Maine Sales Tax Calculator (2026)
The Maine sales tax rate is 5.5% at the state level. Adding the 0% average local rate gives a combined 5.5%. On a $100 purchase that is about $5.50 in tax, for $105.50 total. Enter any amount below.
What is the Maine sales tax rate in 2026?
The Maine state rate is 5.5%. With an average local rate of 0%, the combined average is 5.5%.
How much tax on a $100 purchase?
About $5.50 at the combined 5.5% rate. Your $100 item costs roughly $105.50.
Where does Maine rank nationally?
Maine ranks #45 of 47 taxing states by combined rate. That is 2.03% below the 7.53% US average.
Are local rates included?
Yes. This calculator uses the state rate plus the population-weighted average local rate. Your exact city or county rate may differ.
How does sales tax work in Maine?
Maine charges a 5.5% state sales tax on most retail goods. Many cities and counties add a local tax on top. The population-weighted average local rate is 0%.
That brings the typical combined rate to 5.5%. Your real rate depends on the exact city or county. The calculator above uses the state plus average local rate.
What does Maine sales tax cost on common purchases?

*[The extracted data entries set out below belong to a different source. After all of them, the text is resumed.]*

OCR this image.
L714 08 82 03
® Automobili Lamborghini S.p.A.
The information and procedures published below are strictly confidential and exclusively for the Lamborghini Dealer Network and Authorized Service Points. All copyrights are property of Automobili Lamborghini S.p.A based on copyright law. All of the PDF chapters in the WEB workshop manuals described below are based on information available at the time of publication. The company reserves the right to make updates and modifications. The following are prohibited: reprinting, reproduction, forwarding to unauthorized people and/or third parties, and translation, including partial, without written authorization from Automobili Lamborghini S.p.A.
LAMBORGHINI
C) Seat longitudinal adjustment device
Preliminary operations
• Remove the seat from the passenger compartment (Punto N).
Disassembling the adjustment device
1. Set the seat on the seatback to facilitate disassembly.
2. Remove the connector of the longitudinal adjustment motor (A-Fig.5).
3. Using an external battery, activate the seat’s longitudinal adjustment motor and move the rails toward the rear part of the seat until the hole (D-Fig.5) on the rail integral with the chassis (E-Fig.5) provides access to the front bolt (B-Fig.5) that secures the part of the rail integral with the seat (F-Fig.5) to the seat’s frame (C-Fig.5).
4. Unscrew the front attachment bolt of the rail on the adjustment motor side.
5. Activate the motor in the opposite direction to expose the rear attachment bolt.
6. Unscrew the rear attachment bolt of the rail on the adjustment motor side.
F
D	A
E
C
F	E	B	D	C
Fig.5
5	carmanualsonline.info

| Purchase | State (5.5%) | Avg local (0%) | Total tax | You pay |
|---|---|---|---|---|
| $100 | $5.50 | $0.00 | $5.50 | $105.50 |
| $1,000 | $55.00 | $0.00 | $55.00 | $1,055.00 |
| $30,000 car | $1,650.00 | $0.00 | $1,650.00 | $31,650.00 |
How do you calculate Maine sales tax by hand?

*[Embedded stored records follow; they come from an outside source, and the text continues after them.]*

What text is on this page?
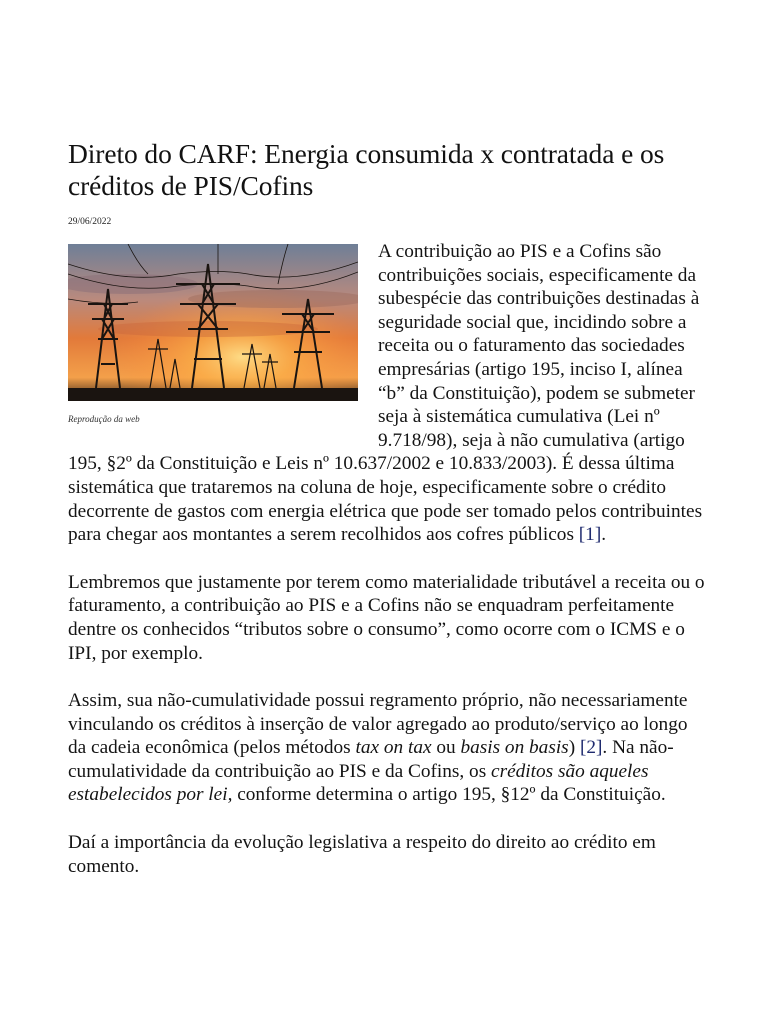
Direto do CARF: Energia consumida x contratada e os créditos de PIS/Cofins
29/06/2022
Reprodução da web

A contribuição ao PIS e a Cofins são contribuições sociais, especificamente da subespécie das contribuições destinadas à seguridade social que, incidindo sobre a receita ou o faturamento das sociedades empresárias (artigo 195, inciso I, alínea “b” da Constituição), podem se submeter seja à sistemática cumulativa (Lei nº 9.718/98), seja à não cumulativa (artigo 195, §2º da Constituição e Leis nº 10.637/2002 e 10.833/2003). É dessa última sistemática que trataremos na coluna de hoje, especificamente sobre o crédito decorrente de gastos com energia elétrica que pode ser tomado pelos contribuintes para chegar aos montantes a serem recolhidos aos cofres públicos [1].

Lembremos que justamente por terem como materialidade tributável a receita ou o faturamento, a contribuição ao PIS e a Cofins não se enquadram perfeitamente dentre os conhecidos “tributos sobre o consumo”, como ocorre com o ICMS e o IPI, por exemplo.

Assim, sua não-cumulatividade possui regramento próprio, não necessariamente vinculando os créditos à inserção de valor agregado ao produto/serviço ao longo da cadeia econômica (pelos métodos tax on tax ou basis on basis) [2]. Na não-cumulatividade da contribuição ao PIS e da Cofins, os créditos são aqueles estabelecidos por lei, conforme determina o artigo 195, §12º da Constituição.

Daí a importância da evolução legislativa a respeito do direito ao crédito em comento.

- Take the pre-tax price of your item.
- Multiply it by the combined rate of 5.5% (5.5% state + 0% local).
- Add that tax to the price to get your total.
- To reverse it, divide the total by 1.0550.
How is car and vehicle sales tax handled in Maine?
Vehicles are generally taxed at the same 5.5% combined rate, applied to the purchase price. A $30,000 car costs about $1,650.00 in tax. Trade-in credits and county rules can change the figure.
How do you remove sales tax from a total (reverse calculation)?
Switch the calculator to reverse mode. It divides the tax-included total by 1.0550 to recover the pre-tax price. This is how you find the base price on a receipt.